Oxygen sensors are devices that are used to measure the amount of oxygen in the gas or liquid being tested. They are primarily used in cars. These sensors are fitted in the exhaust of the car and measure the oxygen content in the exhaust gas emitted from the car. They have also found use in diving equipment. This version is used by divers to measure the pressure of oxygen in their breathing gas mixture. Similarly, they have found their uses in several medical equipment such as oxygen analyzers, anesthesia monitors, and respirators.
The oxygen sensors that are being used in cars all over the world today owe their origins to Robert Bosch GmbH in the late 1960s. The first ones were developed under the supervision of Dr. Gunter Bauman, in Robert Bosch GmbH.
Originally, the equipment element consisted of thimble shaped zirconia ceramic, which was coated on the exhaust pipe, with a thin layer of platinum. This element would take quite some time to heat and relay its information to the car's engine management computer, which would base the amount of fuel and air mixture in the car.

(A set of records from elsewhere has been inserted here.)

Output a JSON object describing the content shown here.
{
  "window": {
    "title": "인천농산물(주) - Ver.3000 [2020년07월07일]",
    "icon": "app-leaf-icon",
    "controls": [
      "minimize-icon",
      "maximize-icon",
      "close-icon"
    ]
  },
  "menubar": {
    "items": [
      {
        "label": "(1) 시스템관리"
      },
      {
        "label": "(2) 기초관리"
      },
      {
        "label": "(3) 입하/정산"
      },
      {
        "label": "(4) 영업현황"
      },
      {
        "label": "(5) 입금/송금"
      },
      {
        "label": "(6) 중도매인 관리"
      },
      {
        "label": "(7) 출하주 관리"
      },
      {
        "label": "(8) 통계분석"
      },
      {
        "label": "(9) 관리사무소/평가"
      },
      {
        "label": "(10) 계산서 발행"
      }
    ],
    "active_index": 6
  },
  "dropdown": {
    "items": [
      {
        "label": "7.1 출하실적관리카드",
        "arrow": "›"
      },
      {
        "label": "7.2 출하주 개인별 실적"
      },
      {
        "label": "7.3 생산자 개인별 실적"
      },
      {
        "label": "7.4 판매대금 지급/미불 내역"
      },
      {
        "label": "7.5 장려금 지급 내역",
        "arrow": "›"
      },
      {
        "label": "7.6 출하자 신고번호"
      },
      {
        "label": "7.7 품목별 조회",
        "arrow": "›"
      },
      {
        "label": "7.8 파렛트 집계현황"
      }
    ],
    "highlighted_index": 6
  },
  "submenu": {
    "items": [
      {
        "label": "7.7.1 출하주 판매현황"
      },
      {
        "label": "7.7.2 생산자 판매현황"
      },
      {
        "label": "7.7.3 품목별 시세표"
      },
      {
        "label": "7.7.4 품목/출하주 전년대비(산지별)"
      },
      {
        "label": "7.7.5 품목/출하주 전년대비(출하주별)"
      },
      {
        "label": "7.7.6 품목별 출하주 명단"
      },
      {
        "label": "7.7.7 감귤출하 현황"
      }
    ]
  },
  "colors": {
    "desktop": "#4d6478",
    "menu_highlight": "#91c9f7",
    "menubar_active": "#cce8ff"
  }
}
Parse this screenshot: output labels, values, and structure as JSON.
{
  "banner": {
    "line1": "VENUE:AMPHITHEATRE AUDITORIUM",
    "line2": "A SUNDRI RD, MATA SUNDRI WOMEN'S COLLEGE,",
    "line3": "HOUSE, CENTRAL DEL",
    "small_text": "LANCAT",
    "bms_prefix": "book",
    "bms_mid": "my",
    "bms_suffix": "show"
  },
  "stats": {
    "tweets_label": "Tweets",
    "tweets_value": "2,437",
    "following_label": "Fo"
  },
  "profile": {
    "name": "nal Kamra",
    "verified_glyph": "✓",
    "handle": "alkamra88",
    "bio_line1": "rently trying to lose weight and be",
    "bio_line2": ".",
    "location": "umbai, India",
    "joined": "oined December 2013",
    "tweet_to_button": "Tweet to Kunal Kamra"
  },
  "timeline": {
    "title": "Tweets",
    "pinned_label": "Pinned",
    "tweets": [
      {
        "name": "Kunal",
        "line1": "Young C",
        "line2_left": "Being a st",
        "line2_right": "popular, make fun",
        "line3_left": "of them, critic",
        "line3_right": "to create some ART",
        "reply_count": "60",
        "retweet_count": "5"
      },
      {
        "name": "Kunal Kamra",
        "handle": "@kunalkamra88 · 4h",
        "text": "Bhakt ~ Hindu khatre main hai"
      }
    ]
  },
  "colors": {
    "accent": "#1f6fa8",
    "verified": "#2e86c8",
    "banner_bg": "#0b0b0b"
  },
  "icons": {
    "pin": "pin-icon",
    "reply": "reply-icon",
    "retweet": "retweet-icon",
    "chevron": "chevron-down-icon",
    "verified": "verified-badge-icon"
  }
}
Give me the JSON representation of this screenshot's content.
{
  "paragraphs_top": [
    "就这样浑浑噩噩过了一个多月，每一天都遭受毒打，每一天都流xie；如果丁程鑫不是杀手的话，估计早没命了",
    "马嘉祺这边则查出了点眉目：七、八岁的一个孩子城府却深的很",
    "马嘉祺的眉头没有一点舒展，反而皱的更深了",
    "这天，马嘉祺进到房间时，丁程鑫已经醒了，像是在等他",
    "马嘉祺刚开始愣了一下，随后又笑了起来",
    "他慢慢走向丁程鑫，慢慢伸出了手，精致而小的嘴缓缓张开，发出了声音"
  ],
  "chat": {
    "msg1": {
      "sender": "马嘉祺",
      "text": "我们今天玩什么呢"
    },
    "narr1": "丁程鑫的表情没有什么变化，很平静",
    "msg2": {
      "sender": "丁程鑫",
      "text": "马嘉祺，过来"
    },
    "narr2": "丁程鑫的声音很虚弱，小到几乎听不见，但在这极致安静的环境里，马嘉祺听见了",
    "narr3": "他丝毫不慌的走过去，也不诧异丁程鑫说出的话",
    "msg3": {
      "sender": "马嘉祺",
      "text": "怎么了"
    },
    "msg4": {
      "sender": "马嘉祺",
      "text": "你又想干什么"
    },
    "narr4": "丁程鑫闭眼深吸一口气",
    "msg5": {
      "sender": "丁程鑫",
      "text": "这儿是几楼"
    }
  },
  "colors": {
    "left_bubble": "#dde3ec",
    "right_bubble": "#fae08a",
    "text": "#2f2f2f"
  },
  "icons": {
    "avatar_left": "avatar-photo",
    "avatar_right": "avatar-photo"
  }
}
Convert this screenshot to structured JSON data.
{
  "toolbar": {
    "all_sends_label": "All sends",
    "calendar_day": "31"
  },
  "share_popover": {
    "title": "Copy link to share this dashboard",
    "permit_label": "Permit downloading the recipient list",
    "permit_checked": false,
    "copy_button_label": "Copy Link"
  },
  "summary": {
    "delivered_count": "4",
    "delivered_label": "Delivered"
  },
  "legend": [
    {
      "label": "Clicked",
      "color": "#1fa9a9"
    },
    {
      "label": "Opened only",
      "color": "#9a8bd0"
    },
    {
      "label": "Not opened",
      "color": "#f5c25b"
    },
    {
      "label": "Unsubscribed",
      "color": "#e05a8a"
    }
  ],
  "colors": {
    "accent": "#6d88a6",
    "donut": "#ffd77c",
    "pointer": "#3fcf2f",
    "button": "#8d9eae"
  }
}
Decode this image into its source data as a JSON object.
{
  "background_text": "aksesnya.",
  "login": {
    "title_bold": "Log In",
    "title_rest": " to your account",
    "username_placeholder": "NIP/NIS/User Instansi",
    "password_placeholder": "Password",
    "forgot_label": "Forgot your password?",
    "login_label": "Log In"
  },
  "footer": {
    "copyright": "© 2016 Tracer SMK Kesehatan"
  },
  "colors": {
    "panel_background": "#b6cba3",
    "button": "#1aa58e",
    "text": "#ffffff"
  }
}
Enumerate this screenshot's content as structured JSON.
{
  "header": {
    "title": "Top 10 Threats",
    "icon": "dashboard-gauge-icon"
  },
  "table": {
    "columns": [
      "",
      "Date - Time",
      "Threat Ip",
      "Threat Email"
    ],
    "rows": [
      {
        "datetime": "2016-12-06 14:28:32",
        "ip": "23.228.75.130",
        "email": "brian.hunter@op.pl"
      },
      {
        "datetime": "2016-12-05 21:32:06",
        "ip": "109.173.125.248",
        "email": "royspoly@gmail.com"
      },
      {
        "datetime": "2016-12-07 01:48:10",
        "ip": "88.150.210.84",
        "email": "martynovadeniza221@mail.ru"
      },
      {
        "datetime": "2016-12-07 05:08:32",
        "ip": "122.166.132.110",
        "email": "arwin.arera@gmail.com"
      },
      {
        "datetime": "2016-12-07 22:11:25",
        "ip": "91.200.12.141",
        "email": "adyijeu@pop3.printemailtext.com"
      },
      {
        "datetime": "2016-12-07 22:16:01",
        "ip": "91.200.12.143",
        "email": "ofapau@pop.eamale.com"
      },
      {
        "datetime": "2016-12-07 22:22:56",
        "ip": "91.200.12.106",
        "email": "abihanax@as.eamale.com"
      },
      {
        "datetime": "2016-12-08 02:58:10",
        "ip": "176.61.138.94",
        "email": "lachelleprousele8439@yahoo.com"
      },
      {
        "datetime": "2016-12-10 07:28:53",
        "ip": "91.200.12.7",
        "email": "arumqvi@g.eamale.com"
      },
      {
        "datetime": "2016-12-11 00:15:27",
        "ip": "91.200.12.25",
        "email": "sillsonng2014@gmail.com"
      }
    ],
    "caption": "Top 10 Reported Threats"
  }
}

These sensors are also known as Lambda Sensors. These sensors created an era where it became possible to measure the emissions from cars and monitor them. The first Lambda sensors were used in 1976 by Volvo and Saab. These sensors then began to be used in the USA from 1980 and in Europe from 1993.
Robert Bosch GmbH then modified the equipment and came out with a planar style sensor which hit the market in 1998. This new sensor reduced the mass of ceramic being used and also incorporated a heater within the structure. This created a sensor which responded faster and began its operations sooner.
Role of Oxygen Sensors
Most cars are equipped with an engine management computer (ECU), which uses look-up tables to determine the air-fuel ratio required to burn the fuel in a engine, for a complete combustion process. The ideal ratio is 14.7:1 for air and fuel. The ECU tries to find a way to maintain this optimum ratio and the oxygen sensor helps ECU do this.
The oxygen sensor can sense if the exhaust gas is rich with unburnt fuel vapor or if it is lean with excess oxygen. A rich mixture leads to an increase in the power of the car, but it decreases the car's fuel economy and increases the emission of hydrocarbons in the air. It can also overheat the catalytic converter. A lean mixture may often increase the fuel efficiency of the car, but it increases the emission of nitrogen oxide and eventually leads to engine damage.
The unburnt fuel is actually a mixture of hydrocarbons which are a result of more fuel in the air-fuel mixture. The nitrogen oxide is a result of increase in the air in the air-fuel mixture. Both of these add to the environmental pollution levels, causing smog and acid rain.
The ECU uses a closed loop feedback mechanism, which varies the fuel injector output according to real-time data received from the sensor. This helps in increasing the efficiency of engine operation, while reducing the amounts of unburnt fuel and nitrogen oxide that enter the atmosphere.
These oxygen sensors have a limited life. They last for anywhere between 30,000 to 50,000 miles in an unheated condition, and for about 100,000 miles in a heated condition. It can fail due to the accumulation of soot on the ceramic element of the sensor. These sensors also fail due to the use of leaded fuels or due to contamination of the fuel with silicones and silicates. This can damage the catalytic converter.
An oxygen sensor, thus, performs a very important function in the operation and the overall performance of the car. It also performs a very important function of maintaining emission levels from the exhaust gases that are emitted from the car, thus helping in reducing environmental pollution caused due to cars.